Remember ‘Covidiots’ and the first protests by ‘anti-vaxxers’? The early stages of the pandemic saw plenty of new words enter the public ‘voice’, but many of these novel terms were actually fairly short-lived.


Book Announcement

LANCASTER UNIVERSITY



Remember ‘Covidiots’ and the first protests by ‘anti-vaxxers’?

The early stages of the pandemic saw plenty of new words enter the public ‘voice’, but many of these novel terms were actually fairly short-lived.

However, according to new research by Lancaster University linguists Dr Luke Collins and Professor Veronika Koller, some will be here to stay, such as ‘zoom fatigue’, an effect of the increase in video-conferencing, and ‘lockdown’.

In their new book ‘Viral Language: Analysing the Covid-19 pandemic in public discourse’, Dr Collins and Professor Koller look at how language was used about and during the Covid-19 pandemic.

Across eight chapters, they demonstrate how experiences of health and illness can be shaped by political messaging, scientific research, news articles and advertising.

Examples include:

  • Stay home, save lives: Health ministers in various English-speaking countries used Twitter/X as a broadcast medium to give direct, bite-sized advice to citizens. 
  • Many politicians declared ‘war’ on Covid, but another popular metaphor was that of journeys. For example: ‘we have come through the tunnel’. Politicians of all stripes used it to ensure compliance with lockdown and other measures and to emphasise togetherness.
  • Scientific writing on Covid-19 featured some hyperbolic language. For example: ‘This is one of the most extensive datasets on individual transmission events’. This, say the researchers, suggests increasing competition among academics in the scientific effort to control the pandemic. 
  • Did politicians follow ‘the science’ or the scientists? British news media participated in a critical discussion of what ‘the science’ is and how it contributes to policymaking.
  • And how do you advertise for beer when consumers cannot go out? Advertisers balanced the lockdown context with messages of empathy, community and responsibility. Rather than change course completely though, they adapted their brand values to the new context: Budweiser was still about sports and national identity, Heineken continued to show young people enjoying themselves (although socially distanced), and Stella Artois stuck to its focus on history and heritage.

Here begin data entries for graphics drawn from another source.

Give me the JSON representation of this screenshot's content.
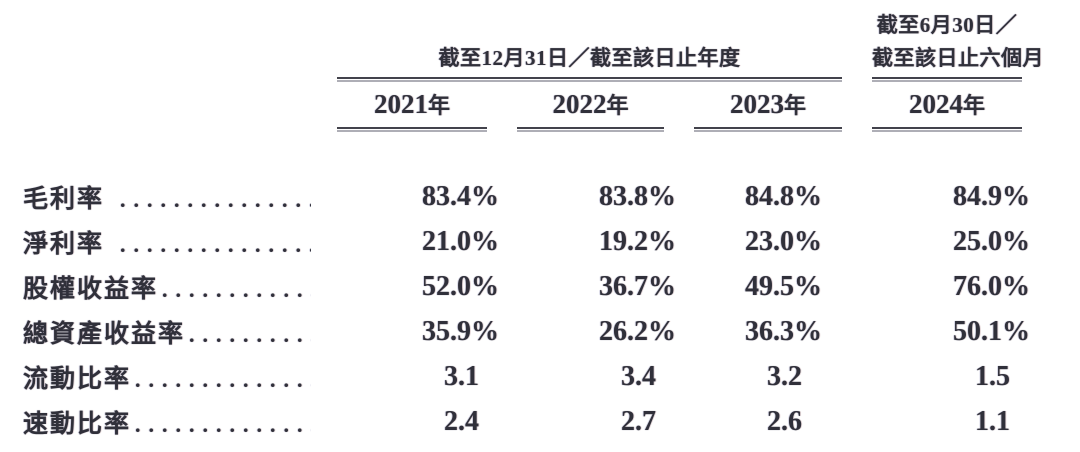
{
  "document": {
    "background": "#ffffff",
    "ink_color": "#30303a",
    "rule_color": "#43434c",
    "rule_ghost_color": "#aeaeb6"
  },
  "table": {
    "leader": "..........................",
    "header": {
      "group1": {
        "title": "截至12月31日／截至該日止年度"
      },
      "group2": {
        "title_line1": "截至6月30日／",
        "title_line2": "截至該日止六個月"
      },
      "years": [
        {
          "digits": "2021",
          "suffix": "年"
        },
        {
          "digits": "2022",
          "suffix": "年"
        },
        {
          "digits": "2023",
          "suffix": "年"
        },
        {
          "digits": "2024",
          "suffix": "年"
        }
      ]
    },
    "rows": [
      {
        "label": "毛利率",
        "values": [
          "83.4%",
          "83.8%",
          "84.8%",
          "84.9%"
        ]
      },
      {
        "label": "淨利率",
        "values": [
          "21.0%",
          "19.2%",
          "23.0%",
          "25.0%"
        ]
      },
      {
        "label": "股權收益率",
        "values": [
          "52.0%",
          "36.7%",
          "49.5%",
          "76.0%"
        ]
      },
      {
        "label": "總資產收益率",
        "values": [
          "35.9%",
          "26.2%",
          "36.3%",
          "50.1%"
        ]
      },
      {
        "label": "流動比率",
        "values": [
          "3.1",
          "3.4",
          "3.2",
          "1.5"
        ]
      },
      {
        "label": "速動比率",
        "values": [
          "2.4",
          "2.7",
          "2.6",
          "1.1"
        ]
      }
    ]
  },
  "chart_data": {
    "type": "table",
    "title": "",
    "column_groups": [
      {
        "title": "截至12月31日／截至該日止年度",
        "columns": [
          "2021年",
          "2022年",
          "2023年"
        ]
      },
      {
        "title": "截至6月30日／截至該日止六個月",
        "columns": [
          "2024年"
        ]
      }
    ],
    "row_labels": [
      "毛利率",
      "淨利率",
      "股權收益率",
      "總資產收益率",
      "流動比率",
      "速動比率"
    ],
    "cells": [
      [
        "83.4%",
        "83.8%",
        "84.8%",
        "84.9%"
      ],
      [
        "21.0%",
        "19.2%",
        "23.0%",
        "25.0%"
      ],
      [
        "52.0%",
        "36.7%",
        "49.5%",
        "76.0%"
      ],
      [
        "35.9%",
        "26.2%",
        "36.3%",
        "50.1%"
      ],
      [
        "3.1",
        "3.4",
        "3.2",
        "1.5"
      ],
      [
        "2.4",
        "2.7",
        "2.6",
        "1.1"
      ]
    ]
  }
}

The book was inspired by the researchers wanting to find out how a globally disruptive crisis, such as the Covid-19 pandemic, leaves traces in the very way we speak and write.

After all, they say, language helps us make sense of events and influences how we experience them.

To investigate the language around Covid-19, Dr Collins and Professor Koller looked at a variety of sources, from large collections of scientific writing and news, which they analysed with computer-assisted methods, to crowd-sourced examples, social media and advertising videos. 

As Dr Collins explains: “For the computer-assisted studies, we looked at 224 million words worth of scientific articles, 772 million words of news articles and 12,000 tweets.”

Professor Koller adds: “The studies are of interest to anyone who wants to understand how the language of the news, politicians and advertising changed in reaction to the pandemic”.

‘Viral Language’ is published by Routledge.